SUPERFAST broadband is being rolled out to more rural locations across East Lancashire, connecting communities and boosting business.

The scheme has now delivered more than 500 fibre broadband street cabinets across the county as part of a technology revolution.

And the latest village to benefit from the Superfast Lancashire Project - which aims to make fibre broadband available to 97 per cent of Lancashire households and businesses - is Slaidburn in the Ribble Valley.

Landlady Victoria Wood, who owns the Hark to Bounty Inn, who has already started using fibre broadband at her home, has no doubts about the benefits brought by the new network.

Victoria, who has lived in the village for 10 years and runs the pub with her partner, Nicholas Hey, said: “What would it be like in a house with a 12-year-old and a 15-year-old without the internet? Meltdown. It would be an absolute nightmare. Now with the fast speeds we can stream videos and programmes without them coming to a halt every few minutes. If Sarah and Barton are not on YouTube, they are on the X Box. I ordered fibre broadband as soon as it arrived in the village.”

Steve Edwards, BT’s director of Next Generation Access, said: “Fibre broadband brings together, and connects, communities in rural Lancashire. It is crucial to village businesses, for those who work from home and for family entertainment. Engineers from BT’s local network business, Openreach, have worked hard in some very difficult and challenging conditions to bring this technology to villages like Slaidburn, which would not have benefitted from superfast broadband without the Superfast Lancashire partnership.”

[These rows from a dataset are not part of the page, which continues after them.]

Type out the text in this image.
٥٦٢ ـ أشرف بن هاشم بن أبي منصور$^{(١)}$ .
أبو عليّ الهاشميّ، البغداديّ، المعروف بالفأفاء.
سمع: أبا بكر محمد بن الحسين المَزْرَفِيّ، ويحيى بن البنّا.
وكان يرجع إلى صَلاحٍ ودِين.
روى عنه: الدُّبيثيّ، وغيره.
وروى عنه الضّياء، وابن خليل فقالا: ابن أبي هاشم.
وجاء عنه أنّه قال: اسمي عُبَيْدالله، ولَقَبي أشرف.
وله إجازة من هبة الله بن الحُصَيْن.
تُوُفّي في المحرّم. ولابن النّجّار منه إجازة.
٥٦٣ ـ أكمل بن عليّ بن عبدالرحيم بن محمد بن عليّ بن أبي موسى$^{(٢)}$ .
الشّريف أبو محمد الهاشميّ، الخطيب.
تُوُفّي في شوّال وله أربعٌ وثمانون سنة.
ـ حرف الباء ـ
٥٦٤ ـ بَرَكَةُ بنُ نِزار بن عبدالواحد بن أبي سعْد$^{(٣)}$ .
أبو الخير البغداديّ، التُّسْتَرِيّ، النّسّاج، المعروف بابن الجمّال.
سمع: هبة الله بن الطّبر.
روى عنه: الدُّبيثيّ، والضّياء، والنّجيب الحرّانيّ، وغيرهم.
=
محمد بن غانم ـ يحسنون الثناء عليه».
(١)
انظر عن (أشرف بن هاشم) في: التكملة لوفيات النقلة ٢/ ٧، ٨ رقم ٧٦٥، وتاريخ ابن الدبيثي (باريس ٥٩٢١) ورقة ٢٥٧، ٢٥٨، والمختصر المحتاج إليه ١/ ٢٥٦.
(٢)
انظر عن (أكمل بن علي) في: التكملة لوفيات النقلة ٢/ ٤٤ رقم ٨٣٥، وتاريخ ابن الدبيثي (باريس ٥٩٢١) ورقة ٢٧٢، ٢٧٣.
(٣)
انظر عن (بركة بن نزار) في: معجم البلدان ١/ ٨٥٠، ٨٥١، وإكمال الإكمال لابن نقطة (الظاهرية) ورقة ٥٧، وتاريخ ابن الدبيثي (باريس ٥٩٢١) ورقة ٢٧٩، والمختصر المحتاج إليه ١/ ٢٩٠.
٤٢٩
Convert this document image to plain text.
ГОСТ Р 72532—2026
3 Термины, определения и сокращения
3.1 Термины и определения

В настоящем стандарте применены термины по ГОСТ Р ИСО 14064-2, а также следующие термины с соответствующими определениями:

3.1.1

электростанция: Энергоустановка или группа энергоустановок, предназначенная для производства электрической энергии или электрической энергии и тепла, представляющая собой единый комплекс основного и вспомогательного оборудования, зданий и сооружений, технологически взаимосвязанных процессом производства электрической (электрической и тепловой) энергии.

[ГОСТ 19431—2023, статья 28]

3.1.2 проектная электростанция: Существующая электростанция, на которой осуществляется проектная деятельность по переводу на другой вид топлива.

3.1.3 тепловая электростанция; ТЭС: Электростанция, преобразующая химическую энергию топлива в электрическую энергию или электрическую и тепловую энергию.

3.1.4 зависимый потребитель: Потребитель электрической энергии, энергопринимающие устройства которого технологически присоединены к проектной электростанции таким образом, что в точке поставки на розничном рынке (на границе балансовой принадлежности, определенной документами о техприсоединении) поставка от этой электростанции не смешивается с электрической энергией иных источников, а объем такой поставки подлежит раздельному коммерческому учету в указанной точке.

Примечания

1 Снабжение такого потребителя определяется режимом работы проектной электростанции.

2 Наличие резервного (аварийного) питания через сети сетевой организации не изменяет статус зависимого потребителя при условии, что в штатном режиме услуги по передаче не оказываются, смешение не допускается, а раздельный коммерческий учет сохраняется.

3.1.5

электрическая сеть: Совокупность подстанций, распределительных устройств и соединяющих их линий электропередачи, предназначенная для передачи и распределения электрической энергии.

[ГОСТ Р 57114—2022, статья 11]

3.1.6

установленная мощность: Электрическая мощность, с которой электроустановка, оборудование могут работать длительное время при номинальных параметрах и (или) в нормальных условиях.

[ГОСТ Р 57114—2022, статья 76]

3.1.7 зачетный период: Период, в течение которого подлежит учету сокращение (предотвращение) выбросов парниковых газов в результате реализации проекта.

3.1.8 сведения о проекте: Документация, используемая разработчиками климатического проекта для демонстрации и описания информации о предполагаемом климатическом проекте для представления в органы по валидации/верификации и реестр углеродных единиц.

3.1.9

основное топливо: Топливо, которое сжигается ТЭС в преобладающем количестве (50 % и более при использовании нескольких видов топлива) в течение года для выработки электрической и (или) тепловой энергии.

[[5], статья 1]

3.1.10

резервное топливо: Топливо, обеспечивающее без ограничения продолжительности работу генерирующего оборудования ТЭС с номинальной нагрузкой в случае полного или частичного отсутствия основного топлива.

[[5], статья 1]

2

Lancashire County Councillor Sean Serridge, champion for Digital Inclusion, said: "Reaching 500 live cabinets is a major engineering achievement and demonstrates Superfast Lancashire's progress in making access to fibre broadband a reality for thousands more Lancashire's homes and businesses. I'm sure that the people of Slaidburn are looking forward to enjoying the benefits that this technology will bring."

Superfast Lancashire has now commissioned more than 500 of the 900 fibre broadband roadside cabinets it is installing across the county. It is running alongside BT’s own commercial rollout of the technology.

Superfast Lancashire is a partnership between Lancashire County Council and BT, with additional funding from the Government’s Broadband Delivery UK, as well as the European Regional Development Fund, Blackburn with Darwen Council and Blackpool Council.